# US Marines Retake German Ship from Pirates



## evangilder (Sep 9, 2010)

Semper Fi! Great job, guys. 



> (The Wall Street Journal) - U.S. Marines early Thursday boarded and seized control of a German-owned commercial vessel that had been commandeered by pirates, in what appeared to be the first American-led military boarding of its kind amid the recent surge in piracy along the east coast of Africa.



Full story below
US Marines Retake German Ship from Pirates


----------



## mikewint (Sep 9, 2010)

Looks like its back to the shores of Tripoli for the marines. love to see the looks on their faces when someone who can fight back shows up!


----------



## DerAdlerIstGelandet (Sep 9, 2010)

Way to go Marines! Chock another one up to the good guys.


----------



## Night Fighter Nut (Sep 9, 2010)

Terrific job and without firing a shot! Perhaps they have heard of the last pirates to go against the U.S. ... taken out by snipers... Reaction.."Me give up!"


----------



## Messy1 (Sep 9, 2010)

Heard about this story on the morning news. Guess they don't act so tough when challenged by some real tough guys!


----------



## Matt308 (Sep 9, 2010)

Interesting that they were given permission to board a foreign vessel. That's a vote of confidence from Germany!


----------



## ToughOmbre (Sep 9, 2010)

Great job Marines !

And the quote in Matt's sig is right on the mark !

TO


----------



## Erich (Sep 9, 2010)

Rip it Up !


----------



## BombTaxi (Sep 9, 2010)

Matt308 said:


> Interesting that they were given permission to board a foreign vessel. That's a vote of confidence from Germany!

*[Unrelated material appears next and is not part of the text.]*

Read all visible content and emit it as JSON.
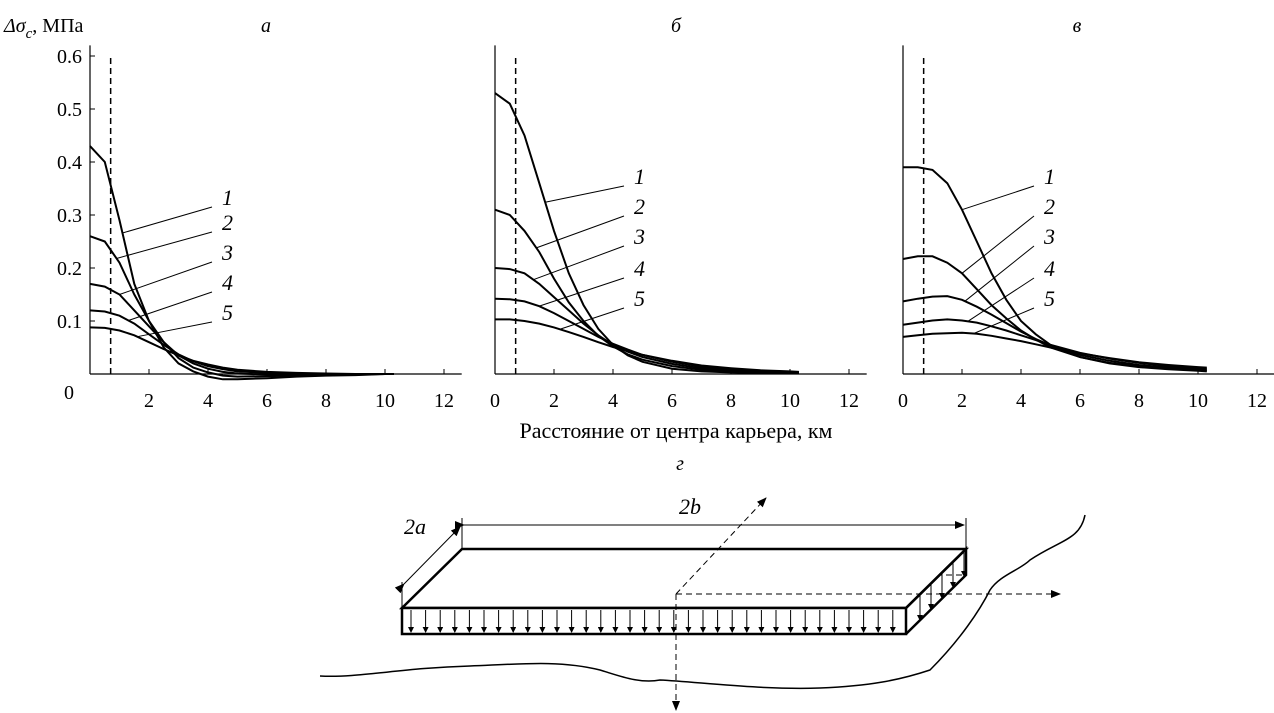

I suspect that relatively few forces are trained for boarding ops. Obviously the USMC are, and also the Royal Marines, but I suspect the majority of elite 'regular' forces are not, and also perhaps the USMC were the closest forces on hand - better to let them get the job done than hang around bringing your own guys in from a long way off...


----------



## Ferdinand Foch (Sep 9, 2010)

Alright! Go USMC!


----------



## Aaron Brooks Wolters (Sep 9, 2010)

Great news.


----------



## N4521U (Sep 9, 2010)

You gotta love them Leather Necks!


----------



## RabidAlien (Sep 9, 2010)

Heh. Read this one this morning, my first thought was "dang....there are SMART pirates?"


----------



## Matt308 (Sep 10, 2010)

BombTaxi said:


> I suspect that relatively few forces are trained for boarding ops. Obviously the USMC are, and also the Royal Marines, but I suspect the majority of elite 'regular' forces are not, and also perhaps the USMC were the closest forces on hand - better to let them get the job done than hang around bringing your own guys in from a long way off...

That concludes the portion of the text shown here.